Bei genauerer Betrachtung der Pumpen-/Kühlkörpereinheit fällt sofort das schlicht-elegante Design der Silent Loop 2 ins Auge: Seit Jahren ist be quiet! eher für schlichte, dezent-gestaltete Produkte bekannt und hat erst mit der Pure Base 500 DX überhaupt damit begonnen, den RGB-Markt zu stürmen. Die Pumpeneinheit wird von einer Platte aus gebürstetem Aluminium und einem in weiß beleuchteten be quiet! -Schriftzug verziert. Dieser wird zusätzlich dezent von einer schicken RGB-Beleuchtung eingerahmt – dazu später mehr!​



			Dieser Inhalt steht nur eingeloggten Mitgliedern zur Verfügung.
        

 


			Dieser Inhalt steht nur eingeloggten Mitgliedern zur Verfügung.
        

 


			Dieser Inhalt steht nur eingeloggten Mitgliedern zur Verfügung.
        

 


			Dieser Inhalt steht nur eingeloggten Mitgliedern zur Verfügung.
        


An der Oberseite des Pumpenkopf befindet sich eine kleine Öffnung (siehe Foto) zum Aus- und Einschalten der Logo-Beleuchtung mit Hilfe der mitgelieferten Nadel, die sich hinten in der Anleitung befindet. Der Kühlkörper ließ mich zunächst ob der silbernen Farbe ein wenig stutzen. Diese kommt durch eine Mischung aus Nickel und Kupfer zustande. Vermutlich setzt be quiet! hier zu Gunsten der Haltbarkeit des Kühlkörpers auf diese Mischung, da ein reiner Kupferkühlkörper empfindlicher gegenüber Einflüssen durch die Wärmeleitpaste etc. wäre.

Aus dem Lieferumfang hervorzuheben ist jedoch vor allem die Kühlflüssigkeit zum Nachfüllen der Silent Loop 2. Hierfür befindet sich ein Refill-Port an der Ober-/Unterseite des Radiators – je nachdem wie man das nun betrachtet:​



			Dieser Inhalt steht nur eingeloggten Mitgliedern zur Verfügung.
        

 


			Dieser Inhalt steht nur eingeloggten Mitgliedern zur Verfügung.
        

​Be quiet! rät in der Anleitung dazu, die Pumpe alle zwei Jahre nachzufüllen. Nach Rücksprache mit be quiet! kann sich dieses Intervall je nach Montage-Ausrichtung jedoch auch verkürzen (z.B. Schlauchanschlüsse am Radiator oben bei Frontmontage). Generell soll die Nachfüllmöglichkeit jedoch die Lebensdauer der AiO erhöhen und verhindern, dass die Silent Loop 2 allzu schnell zu einem Wegwerf-Produkt wird.

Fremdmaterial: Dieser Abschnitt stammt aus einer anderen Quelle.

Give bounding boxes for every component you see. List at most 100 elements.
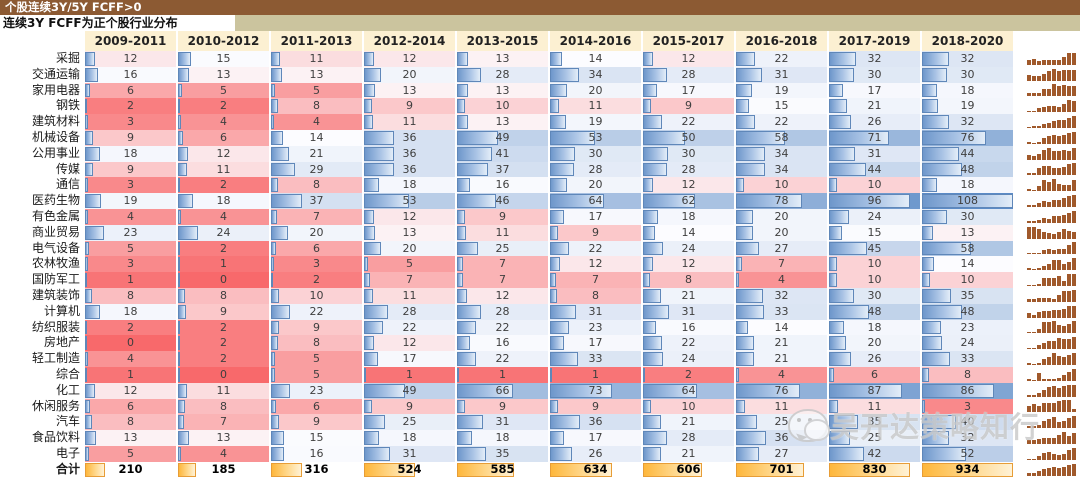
value-cell[interactable]: 33 — [736, 303, 829, 320]
value-cell[interactable]: 49 — [364, 382, 457, 399]
value-cell[interactable]: 22 — [457, 319, 550, 336]
value-cell[interactable]: 0 — [178, 366, 271, 383]
value-cell[interactable]: 13 — [922, 224, 1015, 241]
value-cell[interactable]: 36 — [364, 145, 457, 162]
value-cell[interactable]: 18 — [364, 430, 457, 446]
value-cell[interactable]: 9 — [85, 161, 178, 178]
value-cell[interactable]: 2 — [271, 272, 364, 288]
value-cell[interactable]: 11 — [364, 287, 457, 304]
value-cell[interactable]: 2 — [643, 366, 736, 383]
value-cell[interactable]: 22 — [364, 319, 457, 336]
value-cell[interactable]: 10 — [457, 98, 550, 115]
value-cell[interactable]: 35 — [922, 287, 1015, 304]
value-cell[interactable]: 0 — [85, 335, 178, 352]
value-cell[interactable]: 2 — [178, 98, 271, 115]
value-cell[interactable]: 23 — [271, 382, 364, 399]
value-cell[interactable]: 18 — [364, 177, 457, 194]
value-cell[interactable]: 20 — [550, 82, 643, 99]
value-cell[interactable]: 9 — [643, 98, 736, 115]
value-cell[interactable]: 12 — [85, 382, 178, 399]
value-cell[interactable]: 35 — [457, 445, 550, 462]
value-cell[interactable]: 9 — [271, 414, 364, 431]
value-cell[interactable]: 78 — [736, 193, 829, 209]
row-label[interactable]: 房地产 — [0, 335, 85, 352]
value-cell[interactable]: 1 — [178, 256, 271, 273]
value-cell[interactable]: 11 — [736, 398, 829, 415]
value-cell[interactable]: 3 — [85, 114, 178, 130]
value-cell[interactable]: 32 — [736, 287, 829, 304]
value-cell[interactable]: 22 — [643, 335, 736, 352]
row-label[interactable]: 家用电器 — [0, 82, 85, 99]
value-cell[interactable]: 18 — [643, 208, 736, 225]
value-cell[interactable]: 12 — [457, 287, 550, 304]
value-cell[interactable]: 14 — [550, 51, 643, 67]
row-label[interactable]: 建筑材料 — [0, 114, 85, 130]
value-cell[interactable]: 28 — [643, 66, 736, 83]
column-header[interactable]: 2018-2020 — [922, 31, 1015, 51]
value-cell[interactable]: 32 — [922, 51, 1015, 67]
value-cell[interactable]: 31 — [736, 66, 829, 83]
value-cell[interactable]: 10 — [643, 398, 736, 415]
total-cell[interactable]: 585 — [457, 461, 550, 478]
value-cell[interactable]: 25 — [364, 414, 457, 431]
row-label[interactable]: 商业贸易 — [0, 224, 85, 241]
value-cell[interactable]: 18 — [85, 303, 178, 320]
row-label[interactable]: 公用事业 — [0, 145, 85, 162]
value-cell[interactable]: 11 — [550, 98, 643, 115]
value-cell[interactable]: 6 — [85, 398, 178, 415]
row-label[interactable]: 电气设备 — [0, 240, 85, 257]
value-cell[interactable]: 20 — [736, 208, 829, 225]
column-header[interactable]: 2010-2012 — [178, 31, 271, 51]
value-cell[interactable]: 8 — [271, 335, 364, 352]
value-cell[interactable]: 16 — [457, 177, 550, 194]
column-header[interactable]: 2011-2013 — [271, 31, 364, 51]
value-cell[interactable]: 5 — [85, 445, 178, 462]
value-cell[interactable]: 12 — [643, 256, 736, 273]
value-cell[interactable]: 5 — [271, 366, 364, 383]
value-cell[interactable]: 34 — [736, 145, 829, 162]
column-header[interactable]: 2016-2018 — [736, 31, 829, 51]
value-cell[interactable]: 24 — [643, 351, 736, 367]
row-label[interactable]: 计算机 — [0, 303, 85, 320]
value-cell[interactable]: 6 — [271, 398, 364, 415]
value-cell[interactable]: 31 — [829, 145, 922, 162]
value-cell[interactable]: 6 — [178, 129, 271, 146]
value-cell[interactable]: 29 — [271, 161, 364, 178]
value-cell[interactable]: 12 — [364, 208, 457, 225]
row-label[interactable]: 机械设备 — [0, 129, 85, 146]
value-cell[interactable]: 30 — [922, 208, 1015, 225]
value-cell[interactable]: 28 — [643, 161, 736, 178]
value-cell[interactable]: 11 — [829, 398, 922, 415]
value-cell[interactable]: 24 — [178, 224, 271, 241]
value-cell[interactable]: 13 — [178, 430, 271, 446]
value-cell[interactable]: 27 — [736, 240, 829, 257]
total-cell[interactable]: 524 — [364, 461, 457, 478]
value-cell[interactable]: 12 — [643, 51, 736, 67]
value-cell[interactable]: 17 — [550, 430, 643, 446]
value-cell[interactable]: 0 — [178, 272, 271, 288]
column-header[interactable]: 2017-2019 — [829, 31, 922, 51]
value-cell[interactable]: 45 — [829, 240, 922, 257]
value-cell[interactable]: 33 — [922, 351, 1015, 367]
value-cell[interactable]: 28 — [457, 303, 550, 320]
value-cell[interactable]: 4 — [178, 208, 271, 225]
value-cell[interactable]: 21 — [736, 351, 829, 367]
value-cell[interactable]: 22 — [643, 114, 736, 130]
value-cell[interactable]: 2 — [178, 240, 271, 257]
value-cell[interactable]: 20 — [829, 335, 922, 352]
value-cell[interactable]: 36 — [364, 129, 457, 146]
row-label[interactable]: 食品饮料 — [0, 430, 85, 446]
value-cell[interactable]: 19 — [85, 193, 178, 209]
row-label[interactable]: 纺织服装 — [0, 319, 85, 336]
total-cell[interactable]: 185 — [178, 461, 271, 478]
value-cell[interactable]: 9 — [178, 303, 271, 320]
row-label[interactable]: 通信 — [0, 177, 85, 194]
value-cell[interactable]: 34 — [736, 161, 829, 178]
row-label[interactable]: 采掘 — [0, 51, 85, 67]
value-cell[interactable]: 31 — [643, 303, 736, 320]
value-cell[interactable]: 7 — [550, 272, 643, 288]
value-cell[interactable]: 20 — [550, 177, 643, 194]
value-cell[interactable]: 17 — [550, 208, 643, 225]
value-cell[interactable]: 12 — [178, 145, 271, 162]
value-cell[interactable]: 12 — [643, 177, 736, 194]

Auf Seiten der Haltbarkeit bietet be quiet! drei Jahre Herstellergarantie. Das ist in Ordnung und nahezu Markt-Standard, allerdings bietet NZXT bei der Kraken-Serie sogar sechs (!) Jahre Herstellergarantie – dies hätte ich mir auch von einem Premium-Produkt aus dem Hause be quiet gewünscht.

Zusammenfassend hier noch einmal alle technischen Daten der be quiet Silent Loop 2 360mm AiO-Wasserkühlung von der Herstellerwebseite:​



			Dieser Inhalt steht nur eingeloggten Mitgliedern zur Verfügung.
        


zurück zum Inhaltsverzeichnis​
*3.Montage*

Pro-Tipp an dieser Stelle: Vor der Montage zumindest mal kurz aufmerksam die Anleitung studieren – selbst Carla wusste das, aber Herrchen missachtete den dezenten Hinweis…​



			Dieser Inhalt steht nur eingeloggten Mitgliedern zur Verfügung.
        

​Die Montage einer AiO-Wasserkühlung lässt sich grundsätzlich erst einmal in zwei Schritte einteilen: Die Vorbereitung des Motherboards/des CPU-Sockels und die Montage des Radiators im Gehäuse.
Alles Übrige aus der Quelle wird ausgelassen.